Today, we’re featuring a delicious classic French dessert or snack — pain perdu (French toast). Pain perdu literally means “ruined bread”. In the old days, pain perdu was made to save old bread and crusts. Traditionally, it was also served in the South of France around Easter. Pain perdu is so delicious and moist, nobody will ever know it is done with stale bread. For many, pain perdu brings back such sweet childhood memories — it is a children’s favorite. Pain perdu is also a great way to let children see how instead of throwing away bread, you can be resourceful and turn stale bread into a delicious snack or dessert. I still remember when my grandma would recite to us “le respect de pain” (the respect of bread), a text she memorized at school as a young girl. So let’s save our old bread (with this recipe you’ll actually be looking for stale bread!) and make some pain perdu — Art of the Home pain perdu can be done is just five minutes.
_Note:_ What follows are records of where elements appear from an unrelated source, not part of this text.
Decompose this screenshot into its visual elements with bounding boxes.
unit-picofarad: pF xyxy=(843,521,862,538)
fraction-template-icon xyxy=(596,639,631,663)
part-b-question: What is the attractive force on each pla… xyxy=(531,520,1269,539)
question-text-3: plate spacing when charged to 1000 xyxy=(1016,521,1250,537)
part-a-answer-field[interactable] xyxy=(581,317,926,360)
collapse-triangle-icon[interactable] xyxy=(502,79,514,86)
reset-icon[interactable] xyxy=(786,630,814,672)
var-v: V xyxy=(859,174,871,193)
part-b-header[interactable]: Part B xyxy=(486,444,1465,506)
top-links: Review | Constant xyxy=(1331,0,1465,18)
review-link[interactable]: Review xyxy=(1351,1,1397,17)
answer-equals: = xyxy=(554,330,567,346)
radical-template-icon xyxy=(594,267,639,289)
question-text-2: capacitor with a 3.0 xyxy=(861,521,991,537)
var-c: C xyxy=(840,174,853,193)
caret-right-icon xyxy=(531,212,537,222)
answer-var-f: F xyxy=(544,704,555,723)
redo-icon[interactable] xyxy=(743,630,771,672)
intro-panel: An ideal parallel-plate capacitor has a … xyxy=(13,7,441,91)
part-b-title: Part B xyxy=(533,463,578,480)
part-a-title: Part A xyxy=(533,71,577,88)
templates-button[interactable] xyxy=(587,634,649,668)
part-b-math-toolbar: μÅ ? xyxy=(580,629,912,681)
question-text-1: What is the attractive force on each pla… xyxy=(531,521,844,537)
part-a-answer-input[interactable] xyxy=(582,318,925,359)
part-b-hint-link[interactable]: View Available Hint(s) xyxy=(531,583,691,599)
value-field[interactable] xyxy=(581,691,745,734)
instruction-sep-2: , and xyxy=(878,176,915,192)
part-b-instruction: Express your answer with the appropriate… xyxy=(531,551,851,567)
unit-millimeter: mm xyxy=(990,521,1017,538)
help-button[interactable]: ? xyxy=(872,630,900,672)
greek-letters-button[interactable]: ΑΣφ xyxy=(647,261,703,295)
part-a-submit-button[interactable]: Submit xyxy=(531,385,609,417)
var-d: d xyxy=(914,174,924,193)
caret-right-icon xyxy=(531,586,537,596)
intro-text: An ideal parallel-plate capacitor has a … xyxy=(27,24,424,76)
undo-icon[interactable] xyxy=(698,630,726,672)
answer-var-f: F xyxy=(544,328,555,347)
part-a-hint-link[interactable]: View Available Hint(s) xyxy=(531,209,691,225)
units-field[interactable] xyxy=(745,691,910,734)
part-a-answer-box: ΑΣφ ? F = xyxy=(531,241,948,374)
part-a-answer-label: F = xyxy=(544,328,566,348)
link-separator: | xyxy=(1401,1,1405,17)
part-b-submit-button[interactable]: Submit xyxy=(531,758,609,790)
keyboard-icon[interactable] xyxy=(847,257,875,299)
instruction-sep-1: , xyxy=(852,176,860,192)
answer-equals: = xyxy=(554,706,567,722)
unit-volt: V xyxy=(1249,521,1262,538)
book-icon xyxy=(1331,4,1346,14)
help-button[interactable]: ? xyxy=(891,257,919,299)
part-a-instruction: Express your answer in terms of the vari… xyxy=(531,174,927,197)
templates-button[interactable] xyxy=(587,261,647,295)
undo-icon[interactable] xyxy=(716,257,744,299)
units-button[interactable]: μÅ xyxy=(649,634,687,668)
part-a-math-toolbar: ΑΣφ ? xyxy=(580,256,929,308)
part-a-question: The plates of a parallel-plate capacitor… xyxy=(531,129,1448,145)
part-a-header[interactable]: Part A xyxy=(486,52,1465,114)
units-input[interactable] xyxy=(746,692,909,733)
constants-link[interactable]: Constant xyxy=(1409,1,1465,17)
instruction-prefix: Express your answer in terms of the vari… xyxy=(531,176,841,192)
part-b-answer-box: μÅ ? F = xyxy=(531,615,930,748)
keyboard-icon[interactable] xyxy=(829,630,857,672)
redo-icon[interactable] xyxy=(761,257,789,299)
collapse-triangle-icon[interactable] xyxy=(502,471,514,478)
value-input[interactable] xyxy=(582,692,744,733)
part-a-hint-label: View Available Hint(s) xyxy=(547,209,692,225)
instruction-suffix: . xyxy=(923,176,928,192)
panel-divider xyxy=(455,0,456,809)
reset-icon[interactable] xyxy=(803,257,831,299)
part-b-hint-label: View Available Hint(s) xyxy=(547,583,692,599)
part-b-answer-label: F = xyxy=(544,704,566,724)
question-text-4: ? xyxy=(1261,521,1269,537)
Check out our easy Art of the Home recipe and Art of the Home suggestions below. Enjoy and bon appétit!
Pain Perdu (Lost Bread/French Toast)
by Art of the Home
Ingredients (for 4-6 servings)
- 6 slices of stale bread (white bread, baguette, brioche)
- 2 eggs
- 1 cup of milk
- 2 tsp of butter (or enough to grease pan — about 1 tsp for each batch)
- 2 TBSP of sugar
- 1 tsp vanilla extract
- Confectioners’ sugar for dusting
- In a mixing bowl, beat eggs. Mix in milk and vanilla extract. Dissolve in sugar.
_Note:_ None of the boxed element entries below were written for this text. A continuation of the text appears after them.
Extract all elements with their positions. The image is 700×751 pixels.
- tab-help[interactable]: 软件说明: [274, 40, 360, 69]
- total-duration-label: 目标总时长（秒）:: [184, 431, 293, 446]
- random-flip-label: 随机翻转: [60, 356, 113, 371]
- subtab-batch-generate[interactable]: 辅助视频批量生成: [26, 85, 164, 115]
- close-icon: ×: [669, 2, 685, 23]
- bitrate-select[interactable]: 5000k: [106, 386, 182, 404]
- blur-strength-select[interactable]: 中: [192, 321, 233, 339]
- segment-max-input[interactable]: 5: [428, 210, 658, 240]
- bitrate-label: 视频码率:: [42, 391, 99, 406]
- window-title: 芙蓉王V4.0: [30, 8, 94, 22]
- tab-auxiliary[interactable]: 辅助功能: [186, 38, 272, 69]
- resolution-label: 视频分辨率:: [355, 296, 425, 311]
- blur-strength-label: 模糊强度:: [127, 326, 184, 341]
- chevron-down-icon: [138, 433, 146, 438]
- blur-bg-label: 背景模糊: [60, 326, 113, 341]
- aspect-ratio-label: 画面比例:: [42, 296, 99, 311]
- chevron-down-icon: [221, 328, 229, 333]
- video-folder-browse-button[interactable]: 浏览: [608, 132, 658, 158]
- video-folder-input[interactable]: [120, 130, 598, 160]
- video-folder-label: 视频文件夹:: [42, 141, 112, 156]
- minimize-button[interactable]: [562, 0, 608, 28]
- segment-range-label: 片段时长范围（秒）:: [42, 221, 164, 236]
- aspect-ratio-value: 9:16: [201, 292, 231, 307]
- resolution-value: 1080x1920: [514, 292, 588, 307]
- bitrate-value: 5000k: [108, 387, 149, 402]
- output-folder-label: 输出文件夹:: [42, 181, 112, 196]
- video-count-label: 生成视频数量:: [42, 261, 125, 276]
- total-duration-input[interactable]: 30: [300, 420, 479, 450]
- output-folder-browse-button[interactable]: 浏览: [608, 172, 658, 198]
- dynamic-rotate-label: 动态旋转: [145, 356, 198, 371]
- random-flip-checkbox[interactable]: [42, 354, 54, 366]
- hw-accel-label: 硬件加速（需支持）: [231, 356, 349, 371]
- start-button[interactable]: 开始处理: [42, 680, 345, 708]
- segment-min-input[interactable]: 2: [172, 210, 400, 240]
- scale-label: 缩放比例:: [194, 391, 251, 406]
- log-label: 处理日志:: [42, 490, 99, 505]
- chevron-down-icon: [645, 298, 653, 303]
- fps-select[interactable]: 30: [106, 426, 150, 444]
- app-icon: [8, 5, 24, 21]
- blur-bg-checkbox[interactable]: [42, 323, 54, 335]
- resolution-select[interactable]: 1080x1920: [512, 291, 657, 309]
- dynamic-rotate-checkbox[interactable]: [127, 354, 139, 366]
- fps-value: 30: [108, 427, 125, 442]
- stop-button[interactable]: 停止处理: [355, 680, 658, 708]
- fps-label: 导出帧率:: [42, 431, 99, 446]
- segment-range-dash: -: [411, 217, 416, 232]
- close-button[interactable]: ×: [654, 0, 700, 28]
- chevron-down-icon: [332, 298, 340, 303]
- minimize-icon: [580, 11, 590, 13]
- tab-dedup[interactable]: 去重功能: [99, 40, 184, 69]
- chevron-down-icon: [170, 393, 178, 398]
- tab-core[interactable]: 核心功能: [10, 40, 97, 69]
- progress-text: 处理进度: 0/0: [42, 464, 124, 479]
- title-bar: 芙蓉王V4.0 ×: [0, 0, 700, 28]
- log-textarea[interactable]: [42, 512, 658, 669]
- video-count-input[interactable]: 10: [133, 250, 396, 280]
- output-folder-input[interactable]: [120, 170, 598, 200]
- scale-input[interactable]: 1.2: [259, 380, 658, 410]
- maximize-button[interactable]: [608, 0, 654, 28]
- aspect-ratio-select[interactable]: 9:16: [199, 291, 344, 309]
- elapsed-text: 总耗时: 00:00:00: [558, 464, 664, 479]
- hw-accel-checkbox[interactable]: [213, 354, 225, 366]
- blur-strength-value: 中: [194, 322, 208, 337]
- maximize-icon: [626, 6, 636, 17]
- Coat the bread by soaking it in the egg/milk/sugar mixture for a short time.
- Melt butter in a frying pan over medium heat and cook bread slices slowly on each side until the bread becomes golden brown (about 2-4 min. on each side).
- Dust with confectioners’ sugar and enjoy warm.
Art of the Home Suggestions:
- Toppings: you have so many options. Pain perdu can be enjoyed plain or topped with a spoon of jelly, ice cream, or maple syrup.
- Fruit toppings: sliced banana, strawberries or even warm apples are delicious on top of pain perdu.
- Sugar & spices: feel free to substitute confectioners’ sugar with regular sugar or sprinkle on cinamon instead.